Empowerment durch Wendo für geflüchtete Frauen

Foto: Integrationsbeauftragte / Loos

„Wann ist es okay, dass mich jemand an der Schulter anfasst? Oder mich anspricht? Wo ist die Grenze zu meinem persönlichen Nahbereich?“ Das sind Fragen, die sich Frauen häufig stellen.

In Halle-Ost loten acht Frauen donnerstagsnachmittags in der Turnhalle der Comenius-Schule aus, wie sie ihre Körper und Grenzen wahrnehmen. Und wie sie ihre Grenzen gegebenenfalls tatkräftig behaupten. In dem Wendo-Kurs des „CarIMa“-Projektes zur Unterstützung von Frauen mit Fluchterfahrung beim Malteser Hilfsdienst erarbeiten sich die Frauen die Techniken, erlernen Bewegungsabläufe und ein mentales Setting.
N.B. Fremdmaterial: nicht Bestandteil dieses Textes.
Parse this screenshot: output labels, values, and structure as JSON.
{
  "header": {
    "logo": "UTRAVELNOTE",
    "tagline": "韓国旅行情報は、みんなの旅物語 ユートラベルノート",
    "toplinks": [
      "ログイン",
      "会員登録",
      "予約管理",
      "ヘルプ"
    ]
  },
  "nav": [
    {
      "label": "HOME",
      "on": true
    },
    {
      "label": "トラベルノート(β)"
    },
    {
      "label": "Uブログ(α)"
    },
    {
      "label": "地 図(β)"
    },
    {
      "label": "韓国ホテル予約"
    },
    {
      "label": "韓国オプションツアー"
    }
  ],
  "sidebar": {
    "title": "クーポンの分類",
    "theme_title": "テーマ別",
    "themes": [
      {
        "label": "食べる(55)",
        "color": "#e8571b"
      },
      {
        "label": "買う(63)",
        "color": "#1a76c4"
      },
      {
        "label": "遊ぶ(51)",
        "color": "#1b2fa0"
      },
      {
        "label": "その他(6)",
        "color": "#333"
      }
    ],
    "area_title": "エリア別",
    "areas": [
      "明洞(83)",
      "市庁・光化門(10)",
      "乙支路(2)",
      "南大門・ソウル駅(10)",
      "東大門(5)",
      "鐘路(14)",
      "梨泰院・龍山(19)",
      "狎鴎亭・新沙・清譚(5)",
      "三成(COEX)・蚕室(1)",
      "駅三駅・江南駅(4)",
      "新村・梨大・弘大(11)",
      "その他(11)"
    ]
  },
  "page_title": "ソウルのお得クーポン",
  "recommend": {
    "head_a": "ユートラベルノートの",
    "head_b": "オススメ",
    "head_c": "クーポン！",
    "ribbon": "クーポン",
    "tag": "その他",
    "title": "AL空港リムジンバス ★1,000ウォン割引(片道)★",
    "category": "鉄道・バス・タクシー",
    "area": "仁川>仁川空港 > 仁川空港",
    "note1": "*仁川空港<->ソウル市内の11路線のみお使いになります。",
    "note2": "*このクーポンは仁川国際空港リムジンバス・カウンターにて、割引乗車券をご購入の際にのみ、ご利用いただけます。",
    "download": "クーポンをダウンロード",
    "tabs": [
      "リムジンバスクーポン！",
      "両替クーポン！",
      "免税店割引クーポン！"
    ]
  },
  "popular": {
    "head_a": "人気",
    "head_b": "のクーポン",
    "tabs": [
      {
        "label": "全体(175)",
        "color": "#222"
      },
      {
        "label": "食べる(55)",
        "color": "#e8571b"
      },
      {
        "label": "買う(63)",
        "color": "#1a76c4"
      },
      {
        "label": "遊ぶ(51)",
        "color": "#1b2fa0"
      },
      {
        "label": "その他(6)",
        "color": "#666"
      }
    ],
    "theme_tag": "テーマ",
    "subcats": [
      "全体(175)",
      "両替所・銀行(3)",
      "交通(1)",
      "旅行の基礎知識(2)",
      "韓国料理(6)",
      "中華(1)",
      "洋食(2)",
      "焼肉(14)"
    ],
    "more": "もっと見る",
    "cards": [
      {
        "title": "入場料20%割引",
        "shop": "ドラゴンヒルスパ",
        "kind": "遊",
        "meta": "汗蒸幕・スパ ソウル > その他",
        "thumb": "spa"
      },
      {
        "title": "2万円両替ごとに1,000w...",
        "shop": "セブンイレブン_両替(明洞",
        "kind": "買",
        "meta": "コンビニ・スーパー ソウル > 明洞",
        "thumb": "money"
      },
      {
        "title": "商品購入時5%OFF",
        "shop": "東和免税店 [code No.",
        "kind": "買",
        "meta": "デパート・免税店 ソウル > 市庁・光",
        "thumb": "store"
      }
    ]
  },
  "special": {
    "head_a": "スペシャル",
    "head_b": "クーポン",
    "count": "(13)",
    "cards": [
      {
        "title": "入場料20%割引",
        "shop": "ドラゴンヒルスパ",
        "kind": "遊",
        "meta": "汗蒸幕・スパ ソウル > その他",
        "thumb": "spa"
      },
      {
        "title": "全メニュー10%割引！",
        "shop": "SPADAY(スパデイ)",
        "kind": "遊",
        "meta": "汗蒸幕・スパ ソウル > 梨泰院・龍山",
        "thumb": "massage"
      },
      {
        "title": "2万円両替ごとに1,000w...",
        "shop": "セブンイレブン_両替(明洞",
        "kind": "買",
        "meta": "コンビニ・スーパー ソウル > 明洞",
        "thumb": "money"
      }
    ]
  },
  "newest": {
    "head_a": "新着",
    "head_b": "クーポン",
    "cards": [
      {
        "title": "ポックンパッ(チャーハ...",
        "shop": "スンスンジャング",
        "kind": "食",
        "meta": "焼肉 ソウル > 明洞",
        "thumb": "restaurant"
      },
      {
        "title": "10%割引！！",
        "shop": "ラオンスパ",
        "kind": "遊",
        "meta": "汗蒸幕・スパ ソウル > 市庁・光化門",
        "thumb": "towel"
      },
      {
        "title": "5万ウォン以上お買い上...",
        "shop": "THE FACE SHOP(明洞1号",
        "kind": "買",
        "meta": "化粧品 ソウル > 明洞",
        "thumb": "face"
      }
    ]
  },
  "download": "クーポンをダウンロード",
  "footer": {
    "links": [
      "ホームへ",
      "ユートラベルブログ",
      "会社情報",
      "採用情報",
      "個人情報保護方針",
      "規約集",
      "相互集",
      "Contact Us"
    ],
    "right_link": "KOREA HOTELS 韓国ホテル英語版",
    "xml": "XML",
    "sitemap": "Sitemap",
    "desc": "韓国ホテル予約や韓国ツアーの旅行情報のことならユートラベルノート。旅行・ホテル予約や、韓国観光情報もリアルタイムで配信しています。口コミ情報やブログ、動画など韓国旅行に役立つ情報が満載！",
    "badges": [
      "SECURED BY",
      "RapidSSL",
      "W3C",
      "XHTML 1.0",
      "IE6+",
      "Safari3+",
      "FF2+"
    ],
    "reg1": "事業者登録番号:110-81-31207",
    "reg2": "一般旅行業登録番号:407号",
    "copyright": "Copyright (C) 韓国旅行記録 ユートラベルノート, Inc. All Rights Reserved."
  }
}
„Wendo bedeutet übersetzt ‚Weg der Frauen‘,“ erklärt die Trainerin Jana Dreiseitel. Die Frauen in dem Kurs sind alle aus ihren Heimatländern geflüchtet. Einige von ihnen leben in einem Frauenschutzhaus. Sie haben die Erfahrung gemacht, dass ihre Grenzen keineswegs immer respektiert wurden.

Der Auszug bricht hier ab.